Bust a Move

I didn’t know my own strength
842
I obviously think I’m stronger than I am. Why else would I try to carry a whole house on my back? And granted, I only moved across the street, but now that I’ve done it, I think it’s actually harder to move an entire household a tiny distance than it is to move it a big one. The furniture weighs the same regardless. And when you are moving a big distance, there is a truck involved, presumably parked in your driveway, which is presumably a shorter distance from your front door than across the street. I only point this out because when you are moving across the street, it seems ridiculous to rent a truck—it’s just across the street—so instead of simply carrying your furniture to your driveway for the purpose of it being driven to another driveway, you are carrying it all the way across the street.
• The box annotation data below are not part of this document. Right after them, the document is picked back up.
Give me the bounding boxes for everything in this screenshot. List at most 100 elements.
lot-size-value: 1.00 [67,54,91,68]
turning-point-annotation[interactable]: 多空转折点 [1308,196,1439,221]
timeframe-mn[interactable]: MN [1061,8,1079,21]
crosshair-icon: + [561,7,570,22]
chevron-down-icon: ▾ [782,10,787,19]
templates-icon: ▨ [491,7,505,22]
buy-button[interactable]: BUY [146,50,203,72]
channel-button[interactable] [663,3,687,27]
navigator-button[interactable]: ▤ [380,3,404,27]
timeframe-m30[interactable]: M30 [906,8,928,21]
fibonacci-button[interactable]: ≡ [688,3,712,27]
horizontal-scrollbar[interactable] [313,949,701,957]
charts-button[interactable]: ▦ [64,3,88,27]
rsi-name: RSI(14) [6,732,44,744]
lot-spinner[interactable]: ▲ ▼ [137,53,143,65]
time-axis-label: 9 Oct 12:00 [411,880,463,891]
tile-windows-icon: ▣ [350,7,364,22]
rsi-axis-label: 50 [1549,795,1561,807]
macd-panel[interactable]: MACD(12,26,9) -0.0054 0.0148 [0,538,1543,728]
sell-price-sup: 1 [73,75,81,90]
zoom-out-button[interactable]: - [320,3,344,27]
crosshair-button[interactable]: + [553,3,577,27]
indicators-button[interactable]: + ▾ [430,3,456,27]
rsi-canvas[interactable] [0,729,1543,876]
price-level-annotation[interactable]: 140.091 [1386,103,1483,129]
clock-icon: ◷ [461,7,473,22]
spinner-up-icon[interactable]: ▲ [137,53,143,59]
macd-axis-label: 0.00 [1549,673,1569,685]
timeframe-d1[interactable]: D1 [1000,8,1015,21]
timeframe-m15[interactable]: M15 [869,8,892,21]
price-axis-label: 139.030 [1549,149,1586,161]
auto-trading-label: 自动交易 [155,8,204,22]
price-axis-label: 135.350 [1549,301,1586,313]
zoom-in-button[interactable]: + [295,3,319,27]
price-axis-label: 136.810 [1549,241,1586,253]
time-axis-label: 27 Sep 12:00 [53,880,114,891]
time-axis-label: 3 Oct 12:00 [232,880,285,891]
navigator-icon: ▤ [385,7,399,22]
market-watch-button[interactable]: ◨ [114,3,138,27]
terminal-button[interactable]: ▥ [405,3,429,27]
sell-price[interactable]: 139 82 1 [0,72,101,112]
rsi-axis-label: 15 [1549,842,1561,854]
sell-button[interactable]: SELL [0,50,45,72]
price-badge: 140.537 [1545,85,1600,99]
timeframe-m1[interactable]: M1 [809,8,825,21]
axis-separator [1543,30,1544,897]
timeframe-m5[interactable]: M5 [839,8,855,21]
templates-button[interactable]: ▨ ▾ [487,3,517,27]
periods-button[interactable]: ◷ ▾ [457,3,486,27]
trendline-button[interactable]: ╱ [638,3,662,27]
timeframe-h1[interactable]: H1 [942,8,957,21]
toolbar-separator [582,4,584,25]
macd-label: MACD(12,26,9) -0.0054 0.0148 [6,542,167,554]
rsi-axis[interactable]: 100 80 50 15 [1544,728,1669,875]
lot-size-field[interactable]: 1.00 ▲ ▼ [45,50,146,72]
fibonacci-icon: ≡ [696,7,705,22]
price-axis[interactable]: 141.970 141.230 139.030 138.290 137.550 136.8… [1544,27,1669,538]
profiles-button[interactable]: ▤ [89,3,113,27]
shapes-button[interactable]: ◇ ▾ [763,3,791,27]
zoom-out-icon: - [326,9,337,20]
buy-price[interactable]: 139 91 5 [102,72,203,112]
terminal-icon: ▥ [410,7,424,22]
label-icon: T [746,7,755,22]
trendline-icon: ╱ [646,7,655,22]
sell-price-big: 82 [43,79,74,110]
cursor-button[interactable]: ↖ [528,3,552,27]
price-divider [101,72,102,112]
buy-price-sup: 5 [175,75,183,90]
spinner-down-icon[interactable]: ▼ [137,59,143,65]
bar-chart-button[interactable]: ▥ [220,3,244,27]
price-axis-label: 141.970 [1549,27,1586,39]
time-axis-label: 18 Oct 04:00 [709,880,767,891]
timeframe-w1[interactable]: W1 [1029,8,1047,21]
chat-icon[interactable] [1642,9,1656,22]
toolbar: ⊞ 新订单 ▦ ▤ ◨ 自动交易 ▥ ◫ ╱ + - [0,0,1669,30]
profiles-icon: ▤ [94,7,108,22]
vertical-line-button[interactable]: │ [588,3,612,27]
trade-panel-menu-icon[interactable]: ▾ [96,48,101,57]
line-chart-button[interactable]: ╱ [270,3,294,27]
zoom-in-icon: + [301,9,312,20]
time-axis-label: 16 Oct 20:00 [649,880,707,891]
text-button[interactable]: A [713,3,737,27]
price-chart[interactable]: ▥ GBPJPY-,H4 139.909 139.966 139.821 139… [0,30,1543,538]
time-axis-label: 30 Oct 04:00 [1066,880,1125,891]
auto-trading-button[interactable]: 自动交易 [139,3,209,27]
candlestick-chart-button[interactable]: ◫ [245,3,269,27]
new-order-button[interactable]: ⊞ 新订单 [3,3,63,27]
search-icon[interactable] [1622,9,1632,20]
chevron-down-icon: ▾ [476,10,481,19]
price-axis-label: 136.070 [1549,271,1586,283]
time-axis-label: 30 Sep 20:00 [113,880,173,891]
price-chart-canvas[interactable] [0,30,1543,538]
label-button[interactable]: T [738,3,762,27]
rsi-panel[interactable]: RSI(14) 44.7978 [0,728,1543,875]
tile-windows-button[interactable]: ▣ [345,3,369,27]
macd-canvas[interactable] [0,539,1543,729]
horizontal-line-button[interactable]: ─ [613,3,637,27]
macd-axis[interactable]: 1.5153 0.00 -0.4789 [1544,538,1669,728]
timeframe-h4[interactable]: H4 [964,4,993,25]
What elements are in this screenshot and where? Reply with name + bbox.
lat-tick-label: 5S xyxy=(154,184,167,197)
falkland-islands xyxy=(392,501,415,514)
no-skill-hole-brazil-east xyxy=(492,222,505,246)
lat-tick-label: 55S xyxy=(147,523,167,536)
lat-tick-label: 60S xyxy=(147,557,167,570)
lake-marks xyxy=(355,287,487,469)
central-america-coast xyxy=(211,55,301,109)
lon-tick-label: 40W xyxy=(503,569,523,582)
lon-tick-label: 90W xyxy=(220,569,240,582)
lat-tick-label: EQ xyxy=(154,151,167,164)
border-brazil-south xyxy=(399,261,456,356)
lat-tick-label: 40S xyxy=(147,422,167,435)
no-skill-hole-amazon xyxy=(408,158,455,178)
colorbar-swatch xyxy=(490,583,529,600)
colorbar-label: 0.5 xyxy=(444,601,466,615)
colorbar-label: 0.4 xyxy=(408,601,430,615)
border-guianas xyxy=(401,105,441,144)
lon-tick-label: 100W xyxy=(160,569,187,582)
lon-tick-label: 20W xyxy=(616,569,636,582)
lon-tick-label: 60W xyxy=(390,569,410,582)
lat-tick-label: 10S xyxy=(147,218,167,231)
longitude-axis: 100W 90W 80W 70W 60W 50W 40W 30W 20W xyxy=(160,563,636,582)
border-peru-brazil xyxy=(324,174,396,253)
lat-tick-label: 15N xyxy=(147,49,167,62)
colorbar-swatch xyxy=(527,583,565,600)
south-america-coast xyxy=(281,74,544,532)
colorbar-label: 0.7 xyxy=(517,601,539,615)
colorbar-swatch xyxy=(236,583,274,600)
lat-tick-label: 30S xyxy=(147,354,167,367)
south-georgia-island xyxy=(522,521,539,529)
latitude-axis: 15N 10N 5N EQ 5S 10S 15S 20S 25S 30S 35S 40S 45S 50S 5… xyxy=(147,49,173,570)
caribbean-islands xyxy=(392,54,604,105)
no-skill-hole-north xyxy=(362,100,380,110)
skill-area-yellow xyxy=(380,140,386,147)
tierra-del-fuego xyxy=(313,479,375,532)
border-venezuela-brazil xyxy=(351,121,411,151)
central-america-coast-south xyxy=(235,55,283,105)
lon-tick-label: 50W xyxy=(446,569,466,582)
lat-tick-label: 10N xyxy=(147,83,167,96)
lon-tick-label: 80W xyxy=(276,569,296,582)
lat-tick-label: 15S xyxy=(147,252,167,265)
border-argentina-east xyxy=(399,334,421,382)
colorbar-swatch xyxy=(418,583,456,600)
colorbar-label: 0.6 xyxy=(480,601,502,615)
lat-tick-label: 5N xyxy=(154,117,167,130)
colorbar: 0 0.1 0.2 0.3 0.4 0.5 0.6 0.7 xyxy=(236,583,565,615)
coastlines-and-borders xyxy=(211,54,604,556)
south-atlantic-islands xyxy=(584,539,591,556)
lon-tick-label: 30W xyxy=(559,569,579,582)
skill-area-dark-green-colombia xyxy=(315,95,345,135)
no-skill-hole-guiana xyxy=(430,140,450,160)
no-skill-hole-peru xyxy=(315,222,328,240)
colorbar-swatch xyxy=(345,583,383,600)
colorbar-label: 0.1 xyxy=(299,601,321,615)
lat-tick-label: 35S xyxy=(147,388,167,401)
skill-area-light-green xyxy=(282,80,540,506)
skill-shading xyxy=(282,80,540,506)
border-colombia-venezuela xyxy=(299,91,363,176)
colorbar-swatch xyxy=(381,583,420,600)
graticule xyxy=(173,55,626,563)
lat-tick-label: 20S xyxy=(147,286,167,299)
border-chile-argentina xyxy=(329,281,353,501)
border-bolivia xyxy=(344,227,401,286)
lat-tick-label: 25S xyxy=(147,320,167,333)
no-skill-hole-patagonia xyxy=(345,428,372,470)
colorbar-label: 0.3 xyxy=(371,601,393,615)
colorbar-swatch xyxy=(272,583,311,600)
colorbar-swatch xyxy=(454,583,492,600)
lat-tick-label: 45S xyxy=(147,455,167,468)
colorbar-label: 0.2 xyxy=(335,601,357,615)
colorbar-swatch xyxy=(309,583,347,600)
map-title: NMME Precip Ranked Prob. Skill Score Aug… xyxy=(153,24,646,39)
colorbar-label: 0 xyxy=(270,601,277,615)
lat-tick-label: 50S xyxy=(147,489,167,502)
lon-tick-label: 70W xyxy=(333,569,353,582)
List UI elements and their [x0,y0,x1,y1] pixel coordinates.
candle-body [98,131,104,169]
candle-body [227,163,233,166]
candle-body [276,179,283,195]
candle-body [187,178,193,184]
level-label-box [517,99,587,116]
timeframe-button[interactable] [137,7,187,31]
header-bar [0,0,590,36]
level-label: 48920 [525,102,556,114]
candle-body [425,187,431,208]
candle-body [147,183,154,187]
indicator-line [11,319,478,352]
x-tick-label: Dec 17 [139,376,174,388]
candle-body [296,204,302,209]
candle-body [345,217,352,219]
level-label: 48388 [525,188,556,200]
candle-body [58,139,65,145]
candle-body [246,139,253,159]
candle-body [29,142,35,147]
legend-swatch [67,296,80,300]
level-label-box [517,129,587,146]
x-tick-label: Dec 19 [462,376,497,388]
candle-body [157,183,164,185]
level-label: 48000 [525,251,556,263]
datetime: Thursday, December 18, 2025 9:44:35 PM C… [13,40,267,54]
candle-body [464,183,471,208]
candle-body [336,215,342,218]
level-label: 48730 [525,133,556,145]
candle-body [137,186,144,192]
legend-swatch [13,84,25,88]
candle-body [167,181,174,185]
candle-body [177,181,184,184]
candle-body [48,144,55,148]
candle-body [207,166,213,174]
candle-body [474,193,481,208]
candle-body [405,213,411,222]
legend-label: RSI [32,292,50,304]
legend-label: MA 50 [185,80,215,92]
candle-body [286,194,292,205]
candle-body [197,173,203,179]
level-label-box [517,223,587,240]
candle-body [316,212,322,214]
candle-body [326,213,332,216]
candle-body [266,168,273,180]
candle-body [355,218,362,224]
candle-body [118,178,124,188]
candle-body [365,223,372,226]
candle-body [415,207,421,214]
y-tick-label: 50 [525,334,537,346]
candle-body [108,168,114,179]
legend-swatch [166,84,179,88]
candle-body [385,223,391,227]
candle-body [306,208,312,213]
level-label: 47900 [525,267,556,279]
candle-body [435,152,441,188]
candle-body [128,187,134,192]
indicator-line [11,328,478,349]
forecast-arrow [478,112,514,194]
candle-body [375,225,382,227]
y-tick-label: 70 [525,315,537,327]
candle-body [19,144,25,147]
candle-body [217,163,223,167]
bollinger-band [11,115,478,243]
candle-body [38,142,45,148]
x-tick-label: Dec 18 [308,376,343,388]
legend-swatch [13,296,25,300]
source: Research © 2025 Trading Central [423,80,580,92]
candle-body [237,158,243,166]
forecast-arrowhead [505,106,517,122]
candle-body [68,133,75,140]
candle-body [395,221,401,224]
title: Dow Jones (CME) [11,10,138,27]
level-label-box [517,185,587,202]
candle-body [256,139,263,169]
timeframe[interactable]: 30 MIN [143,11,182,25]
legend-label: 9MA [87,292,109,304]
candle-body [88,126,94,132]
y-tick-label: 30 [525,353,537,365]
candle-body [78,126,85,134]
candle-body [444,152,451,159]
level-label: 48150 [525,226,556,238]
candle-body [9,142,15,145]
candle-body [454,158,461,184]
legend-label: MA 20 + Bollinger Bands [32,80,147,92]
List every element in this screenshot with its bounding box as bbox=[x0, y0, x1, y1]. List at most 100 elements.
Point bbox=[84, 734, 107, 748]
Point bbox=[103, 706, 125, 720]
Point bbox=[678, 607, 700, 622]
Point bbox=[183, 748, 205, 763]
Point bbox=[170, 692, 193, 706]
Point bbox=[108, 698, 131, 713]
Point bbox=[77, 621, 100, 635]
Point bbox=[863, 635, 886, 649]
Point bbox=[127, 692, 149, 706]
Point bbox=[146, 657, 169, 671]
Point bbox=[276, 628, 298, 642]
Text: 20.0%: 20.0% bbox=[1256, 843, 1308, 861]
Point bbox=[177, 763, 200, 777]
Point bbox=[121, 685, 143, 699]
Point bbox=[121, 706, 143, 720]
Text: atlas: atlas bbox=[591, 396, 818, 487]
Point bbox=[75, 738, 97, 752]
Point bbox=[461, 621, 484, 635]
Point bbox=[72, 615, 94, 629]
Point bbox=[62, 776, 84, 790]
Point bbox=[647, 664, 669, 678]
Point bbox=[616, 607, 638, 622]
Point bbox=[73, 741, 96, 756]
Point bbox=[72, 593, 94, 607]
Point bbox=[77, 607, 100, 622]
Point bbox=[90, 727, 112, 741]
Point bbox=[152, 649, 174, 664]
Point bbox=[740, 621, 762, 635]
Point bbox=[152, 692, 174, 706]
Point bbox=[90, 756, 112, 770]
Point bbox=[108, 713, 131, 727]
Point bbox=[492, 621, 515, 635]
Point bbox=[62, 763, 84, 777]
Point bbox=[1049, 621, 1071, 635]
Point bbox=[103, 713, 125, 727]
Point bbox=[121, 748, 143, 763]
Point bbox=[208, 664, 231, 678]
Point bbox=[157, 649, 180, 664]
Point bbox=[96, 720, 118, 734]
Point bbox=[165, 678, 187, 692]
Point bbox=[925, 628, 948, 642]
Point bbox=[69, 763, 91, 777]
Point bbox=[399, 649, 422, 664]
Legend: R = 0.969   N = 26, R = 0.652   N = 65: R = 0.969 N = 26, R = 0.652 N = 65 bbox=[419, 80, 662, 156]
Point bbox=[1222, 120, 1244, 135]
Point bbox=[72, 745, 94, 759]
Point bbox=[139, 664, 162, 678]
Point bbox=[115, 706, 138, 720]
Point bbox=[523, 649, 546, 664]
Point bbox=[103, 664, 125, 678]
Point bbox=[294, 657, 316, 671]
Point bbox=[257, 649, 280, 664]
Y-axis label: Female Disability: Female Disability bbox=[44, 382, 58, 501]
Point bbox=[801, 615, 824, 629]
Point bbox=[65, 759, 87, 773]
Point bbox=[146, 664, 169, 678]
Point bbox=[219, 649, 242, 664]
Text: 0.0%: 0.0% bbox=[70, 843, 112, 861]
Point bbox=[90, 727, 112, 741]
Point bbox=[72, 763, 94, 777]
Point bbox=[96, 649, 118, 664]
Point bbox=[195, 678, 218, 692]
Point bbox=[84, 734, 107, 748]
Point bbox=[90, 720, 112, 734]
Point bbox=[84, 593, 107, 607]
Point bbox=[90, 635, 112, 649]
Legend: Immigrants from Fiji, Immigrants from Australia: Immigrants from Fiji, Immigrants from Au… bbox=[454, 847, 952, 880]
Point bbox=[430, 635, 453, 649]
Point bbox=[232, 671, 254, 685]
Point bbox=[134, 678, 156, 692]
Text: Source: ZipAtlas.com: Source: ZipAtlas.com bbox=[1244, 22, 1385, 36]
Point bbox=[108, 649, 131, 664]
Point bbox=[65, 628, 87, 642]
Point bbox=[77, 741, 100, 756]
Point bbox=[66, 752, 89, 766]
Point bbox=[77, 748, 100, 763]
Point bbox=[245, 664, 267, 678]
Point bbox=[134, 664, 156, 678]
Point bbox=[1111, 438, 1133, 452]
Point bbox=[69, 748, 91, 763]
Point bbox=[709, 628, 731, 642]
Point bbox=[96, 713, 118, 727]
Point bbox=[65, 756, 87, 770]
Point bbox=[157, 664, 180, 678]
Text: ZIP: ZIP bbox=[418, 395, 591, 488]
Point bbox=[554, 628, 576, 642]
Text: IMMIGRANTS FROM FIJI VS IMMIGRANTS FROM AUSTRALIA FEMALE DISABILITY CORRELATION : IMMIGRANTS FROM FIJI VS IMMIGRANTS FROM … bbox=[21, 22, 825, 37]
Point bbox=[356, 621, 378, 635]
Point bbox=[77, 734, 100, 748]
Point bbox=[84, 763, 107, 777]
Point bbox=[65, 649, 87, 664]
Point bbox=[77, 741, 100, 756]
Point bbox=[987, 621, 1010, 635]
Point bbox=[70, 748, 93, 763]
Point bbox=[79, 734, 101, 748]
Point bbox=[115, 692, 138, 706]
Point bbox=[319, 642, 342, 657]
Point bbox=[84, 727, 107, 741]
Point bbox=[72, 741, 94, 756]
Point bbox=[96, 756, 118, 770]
In my Atlanta neighborhood, that is the length of about five driveways.
 
And if you are not going to rent a moving truck, then what’s the point of renting the movers who go with the truck? See how simple it seems? Ha. It’s not. The whole process was such a lengthy, pathetic endeavor that my friend Lary, of all people, took pity on me and actually offered to assist. Lary takes pity on no one. He once left me trapped under my fully decorated fake Christmas tree just because he was amused by the escalatingly hysterical phone messages I left him, screaming for his help.
 
But this time I must have cut too wretched a picture for even Lary to look at. The move took weeks, and during this time I was so exhausted I usually rolled out of bed every morning and just wore whatever stuck to me from the floor. Plus I had discovered that the best moving shoes I owned were a pair of mud-splattered, insulated bedroom slippers. So there I was every day, a snarly-haired, wrinkled, muddy, shuffle-footed laborer with a bad case of halitosis (probably) and a hand truck.
 
And that is how I moved my house, one piece at a time, until I finally had to admit I could not move a king-sized mattress by myself, so Lary offered to help me. Offered, I tell you, and this was only after I dragged the mattress as far as the front door, where it was wedged when he arrived to check on me. “I miss when I was younger and had the strength but not the confidence,” I told him. “As opposed to now, when I have the confidence but not the strength.”
 
Because it’s true. I was confident I could move my house my own damn self—carry each piece on my back like an ant, practically, one at a time across the street. It did not occur to me that it might be physically impossible to pull off. “What’s with my knees?” I could be heard complaining. “Why are they so stiff? And my back! Oh my God, my back!”
 
“You’re older,” Lary would say, which always angered me because Lary is 500 years old and he still has the horsepower of a Lamborghini. I am a ton younger than Lary, and every morning I still felt like that geezer hunched under a big quiver of sticks on the cover of that Led Zeppelin album. Plus I’d recently been to the dermatologist because of a mystery rash that was causing me to scratch my forearms like a meth addict, and the doctor—whose face had been plumped by enough Botox to paralyze a walrus—did not have a diagnosis except to say that I was “getting older.” Seriously? I know plenty of people in their forties who don’t have scabby, rash-covered forearms. But she had nothing else to offer except suggestions that I inject my forehead with collagen, so I went home and figured out via the interwebs that I’d acquired an intolerance to wheat. Presently I’m minus the rash but not the crabbiness over having spent $200 to be told I’m older now. Because Lord, seriously, who isn’t? That must be why the day came when I up and decided I would move my house my own damn self.
 
Again it took me, literally, weeks, and at first every morning I awoke stiff, exhausted, and wondering where my strength had gone. But as the amount of stuff I had to move became smaller, so did my aches and pains, until the day came when I woke up wondering where they had gone as well. And then it occurred to me. I may be older, but I have moved mountains. I am strong. Stronger than I think I am.